As a writer of online training courses in ethics and compliance I’ve seen the differences. Many companies train employees as a preemptive legal strategy: employees spend 60 minutes clicking answers and reading text about the organization’s policies and expectations. Doing this makes wrong doing or "ethics violations" the responsibility of the individual actor not, the company argues, the organization at large. Yet, once finished, most employees return to their tasks and tuck what information they retained somewhere out of consciousness, continuing on as if the training hardly happened.
Not much changes after the training. When an ethical violation arises — a coworker asks you to clock out for her so she can stop by the store before she picks up her kid from daycare — few employees have courage enough to draw attention to the situation. While some may refuse her request, saying: “I’m not comfortable with that” or something of the like, few consider such an incidental request an ethical violation.

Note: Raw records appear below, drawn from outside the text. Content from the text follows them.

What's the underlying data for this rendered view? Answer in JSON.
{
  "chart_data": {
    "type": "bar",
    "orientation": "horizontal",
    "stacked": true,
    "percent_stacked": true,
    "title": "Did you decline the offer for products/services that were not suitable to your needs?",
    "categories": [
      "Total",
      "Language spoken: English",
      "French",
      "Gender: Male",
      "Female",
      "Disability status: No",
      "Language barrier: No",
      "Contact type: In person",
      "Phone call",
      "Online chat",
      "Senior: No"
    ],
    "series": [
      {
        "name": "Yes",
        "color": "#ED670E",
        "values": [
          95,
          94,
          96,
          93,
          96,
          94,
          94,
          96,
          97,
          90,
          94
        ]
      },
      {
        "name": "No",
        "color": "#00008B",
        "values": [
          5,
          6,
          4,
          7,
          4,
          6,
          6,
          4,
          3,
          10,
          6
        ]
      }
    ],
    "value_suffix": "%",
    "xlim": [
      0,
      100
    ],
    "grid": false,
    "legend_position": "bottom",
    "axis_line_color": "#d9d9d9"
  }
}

Would you?
Ethics live in the small things, in the details. Yet it is precisely here where the graying of ethics begins. Individuals must not only hold themselves accountable, but we must each remain accountable to our fellow colleagues, clients, consumers and citizens. Denying accountability in the simple, small matters frays the ethical fabric of upon which we base a code of ethics and hastens the unraveling and our collective ability to deny our own responsibility.